Documentário produzido por Forest Whitaker retrata a busca por paz no Sudão do Sul

Guilherme Jacobs
17 de maio de 2022 - 8 min leitura
Crítica

CANNES: Forest Whitaker é o grande nome do primeiro dia do Festival deCannes de 2022. Premiado com uma Palma de Ouro honorária, o ator vencedor de Oscar é a única face conhecida no documentário For the Sake of Peace, exibido na manhã do primeiro dia do evento. Produzido por Whitaker e com destaque para o trabalho de sua organização não-governamental com missão de trazer paz ao Sudão do Sul, o longa-metragem dirigido por Christophe Castagne e Thomas Sametin acompanha as jornadas de Nandege Magdalena e Gatjang Dagor em seus trabalhos para ajudar as comunidades do país mais jovem do mundo.


As histórias têm situações vastamente diferentes. Nandege é uma jovem envolvida diretamente nas negociações de paz dentro do Sudão do Sul, que apenas dois anos após sua independência em 2011 se viu no meio de uma guerra civil entre facções representadas pelo presidente e vice-presidente da nação africana. Nesse ambiente hostil, comunidades armadas florescem e transformam diferentes áreas em mini zonas de guerra, como é o caso das tribos dos Logir e dos Didinga. Ambos grupos vendem leite de vaca, e nas temporadas de seca partem para a região entre suas terras, onde há rios e água, não só para alimentar os animais como também para roubar gado dos rivais, deixando para trás uma trilha de corpos, sangue e vingança. O objetivo de Nandege é acabar com isso.


Já Gatjang é juiz de futebol dentro de uma POC - sigla para área de proteção de civis - e trabalha ensinando a criançada a jogar bola, entender as regras do esporte e apitando partidas entre os times juvenis do país. Se a missão de Nandege envolve cruzar repetidamente com guerrilheiros armados de AK-47, o momento mais tenso da de Gatjang é vê-lo ouvindo pelo rádio à final da Copa Nacional por União e torcendo para a equipe da POC conquistar o troféu.

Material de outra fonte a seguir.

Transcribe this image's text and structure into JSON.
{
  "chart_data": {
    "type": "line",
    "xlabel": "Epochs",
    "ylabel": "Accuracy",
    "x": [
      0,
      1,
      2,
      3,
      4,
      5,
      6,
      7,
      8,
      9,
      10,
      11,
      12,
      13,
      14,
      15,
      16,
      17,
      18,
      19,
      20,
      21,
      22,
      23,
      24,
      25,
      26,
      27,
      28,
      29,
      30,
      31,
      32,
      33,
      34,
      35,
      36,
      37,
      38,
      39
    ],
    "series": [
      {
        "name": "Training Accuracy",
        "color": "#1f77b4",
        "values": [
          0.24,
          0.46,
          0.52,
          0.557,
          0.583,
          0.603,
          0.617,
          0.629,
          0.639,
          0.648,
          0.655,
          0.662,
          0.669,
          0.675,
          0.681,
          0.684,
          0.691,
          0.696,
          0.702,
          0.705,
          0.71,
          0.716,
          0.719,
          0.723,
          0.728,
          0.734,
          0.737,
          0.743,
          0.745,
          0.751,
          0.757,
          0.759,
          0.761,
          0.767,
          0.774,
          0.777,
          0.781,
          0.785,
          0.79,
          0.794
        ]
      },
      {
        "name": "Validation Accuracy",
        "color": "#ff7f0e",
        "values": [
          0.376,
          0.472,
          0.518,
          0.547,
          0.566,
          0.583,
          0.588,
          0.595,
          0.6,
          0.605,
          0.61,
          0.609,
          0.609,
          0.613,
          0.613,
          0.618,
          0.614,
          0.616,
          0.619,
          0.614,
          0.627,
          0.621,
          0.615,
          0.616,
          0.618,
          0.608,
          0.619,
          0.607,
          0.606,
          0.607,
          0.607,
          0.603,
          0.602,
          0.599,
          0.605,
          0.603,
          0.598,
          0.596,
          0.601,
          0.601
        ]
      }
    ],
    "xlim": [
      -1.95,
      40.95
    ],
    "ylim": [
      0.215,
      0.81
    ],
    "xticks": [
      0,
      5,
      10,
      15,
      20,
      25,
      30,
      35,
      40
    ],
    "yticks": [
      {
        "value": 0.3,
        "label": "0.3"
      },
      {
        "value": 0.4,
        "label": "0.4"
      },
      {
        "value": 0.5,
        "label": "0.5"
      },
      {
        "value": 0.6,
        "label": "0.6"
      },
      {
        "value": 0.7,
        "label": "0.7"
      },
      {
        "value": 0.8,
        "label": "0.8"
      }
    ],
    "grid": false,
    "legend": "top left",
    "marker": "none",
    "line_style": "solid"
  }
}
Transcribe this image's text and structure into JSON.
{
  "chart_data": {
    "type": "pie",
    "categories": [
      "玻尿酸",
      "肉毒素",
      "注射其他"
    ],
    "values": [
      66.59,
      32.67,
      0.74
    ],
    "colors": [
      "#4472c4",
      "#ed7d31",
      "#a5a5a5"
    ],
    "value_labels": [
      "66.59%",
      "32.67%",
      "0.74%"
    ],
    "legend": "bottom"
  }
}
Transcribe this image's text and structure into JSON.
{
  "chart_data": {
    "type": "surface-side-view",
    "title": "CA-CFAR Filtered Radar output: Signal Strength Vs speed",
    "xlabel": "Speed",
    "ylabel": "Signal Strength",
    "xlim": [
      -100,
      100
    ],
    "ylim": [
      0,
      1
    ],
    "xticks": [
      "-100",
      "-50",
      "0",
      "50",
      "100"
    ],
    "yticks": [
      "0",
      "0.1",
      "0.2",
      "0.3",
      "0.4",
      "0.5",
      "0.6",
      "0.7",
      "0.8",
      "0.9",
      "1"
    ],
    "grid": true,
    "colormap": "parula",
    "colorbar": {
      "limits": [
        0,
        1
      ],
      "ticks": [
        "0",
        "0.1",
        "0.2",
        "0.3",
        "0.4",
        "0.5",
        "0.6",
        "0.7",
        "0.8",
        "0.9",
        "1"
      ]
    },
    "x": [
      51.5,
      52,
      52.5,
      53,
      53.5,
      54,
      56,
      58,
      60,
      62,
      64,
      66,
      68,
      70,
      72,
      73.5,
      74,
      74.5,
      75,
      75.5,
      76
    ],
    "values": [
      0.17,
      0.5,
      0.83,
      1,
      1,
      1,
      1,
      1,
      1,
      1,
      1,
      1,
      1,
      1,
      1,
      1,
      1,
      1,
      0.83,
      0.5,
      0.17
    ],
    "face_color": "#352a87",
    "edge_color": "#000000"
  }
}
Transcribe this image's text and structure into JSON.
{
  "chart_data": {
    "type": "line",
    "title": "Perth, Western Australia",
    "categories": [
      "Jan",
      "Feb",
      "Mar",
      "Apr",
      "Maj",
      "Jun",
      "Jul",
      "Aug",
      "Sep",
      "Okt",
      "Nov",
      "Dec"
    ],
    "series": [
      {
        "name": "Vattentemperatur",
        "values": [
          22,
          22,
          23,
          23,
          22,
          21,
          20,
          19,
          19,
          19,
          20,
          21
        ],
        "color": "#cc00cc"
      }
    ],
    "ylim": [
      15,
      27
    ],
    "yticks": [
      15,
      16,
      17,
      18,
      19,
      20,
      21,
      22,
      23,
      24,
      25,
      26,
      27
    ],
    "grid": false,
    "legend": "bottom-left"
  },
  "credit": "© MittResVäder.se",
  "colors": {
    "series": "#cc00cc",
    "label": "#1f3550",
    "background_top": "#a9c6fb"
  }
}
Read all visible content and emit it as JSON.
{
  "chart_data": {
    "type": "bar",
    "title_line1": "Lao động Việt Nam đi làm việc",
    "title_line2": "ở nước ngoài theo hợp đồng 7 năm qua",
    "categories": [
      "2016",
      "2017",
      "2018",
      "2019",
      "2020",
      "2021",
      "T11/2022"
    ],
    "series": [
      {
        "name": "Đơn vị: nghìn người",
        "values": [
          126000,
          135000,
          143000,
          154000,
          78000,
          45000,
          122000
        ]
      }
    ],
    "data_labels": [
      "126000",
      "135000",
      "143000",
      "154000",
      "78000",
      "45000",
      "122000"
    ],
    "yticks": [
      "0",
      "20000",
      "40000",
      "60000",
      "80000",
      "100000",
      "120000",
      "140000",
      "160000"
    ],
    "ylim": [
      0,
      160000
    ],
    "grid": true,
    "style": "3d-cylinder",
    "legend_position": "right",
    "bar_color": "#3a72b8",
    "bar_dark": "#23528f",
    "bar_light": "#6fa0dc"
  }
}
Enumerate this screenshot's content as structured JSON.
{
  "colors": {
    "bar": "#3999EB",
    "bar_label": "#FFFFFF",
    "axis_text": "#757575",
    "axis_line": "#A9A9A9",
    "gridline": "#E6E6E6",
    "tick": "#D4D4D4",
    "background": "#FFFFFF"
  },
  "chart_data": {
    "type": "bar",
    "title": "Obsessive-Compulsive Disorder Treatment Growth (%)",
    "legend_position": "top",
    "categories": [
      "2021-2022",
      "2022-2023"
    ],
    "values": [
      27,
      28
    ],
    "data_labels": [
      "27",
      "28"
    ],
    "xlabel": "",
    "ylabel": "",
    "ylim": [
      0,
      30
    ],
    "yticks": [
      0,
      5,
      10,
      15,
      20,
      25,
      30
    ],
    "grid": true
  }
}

O contraste, inicialmente, é um pouco frustrante. Em apenas alguns momentos, Nandege já está conversando com o Kumol, o líder carismático dos Logir, uma das figuras mais fascinantes do documentário, andando com um grande sorriso e uma AK-47, e casualmente falando de como em cinco anos ele deve ter matado mil pessoas. Boa parte da jornada de Gatjang envolve vê-lo apitando futebol. Quando cortamos das tribos para a POC, For the Sake of Peace parece tirar o pé do acelerador. Com o tempo, porém, os diferentes tons das duas histórias se complementam e misturam de maneira agradável, retratando lados opostos e paralelos da busca por paz. Num, a nação precisa perdoar os pecados contra si mesma. No outro, ela aprende a sonhar.


No caso de Nandege, a casualidade com a qual pessoas armadas com rifles passam por seu caminho e mencionam tiroteios recentes mostra o quão enraizada está a violência no cotidiano dessas comunidades. Em determinado momento, o líder dos Didinga revela - quase como curiosidade passageira - ser irmão da esposa de Kumol, mas essa conexão pouco significa - logo depois, ele simplifica os conflitos entre os dois povos como algo rotineiro. "Eles vêm e roubam nosso gado. Depois rastreamos eles, e os matamos." O ar de ameaça e tensão, porém, se desfaz no clímax desta narrativa, quando Nandege enfim media a reunião de trégua entre as duas tribos, onde apesar de algumas acusações exaltadas e dedos apontando para o outro, nunca há um sentimento de que aquela tentativa de paz será frustrada (este é, afinal, um filme financiado por uma ONG. Ela quer mostrar resultados). Os debates não refletem a animosidade histórica entre os dois lados, é até difícil não imaginar se os argumentos mais intensos ficaram na sala de edição. Há, pelo menos, momentos marcantes nos quais os habitantes expressam a exaustão de viver sempre sobre ameaça. "O passado é como vômito. Você o apanharia e comeria de novo?" um deles declara, incentivando os guerreiros a abandonarem a vingança.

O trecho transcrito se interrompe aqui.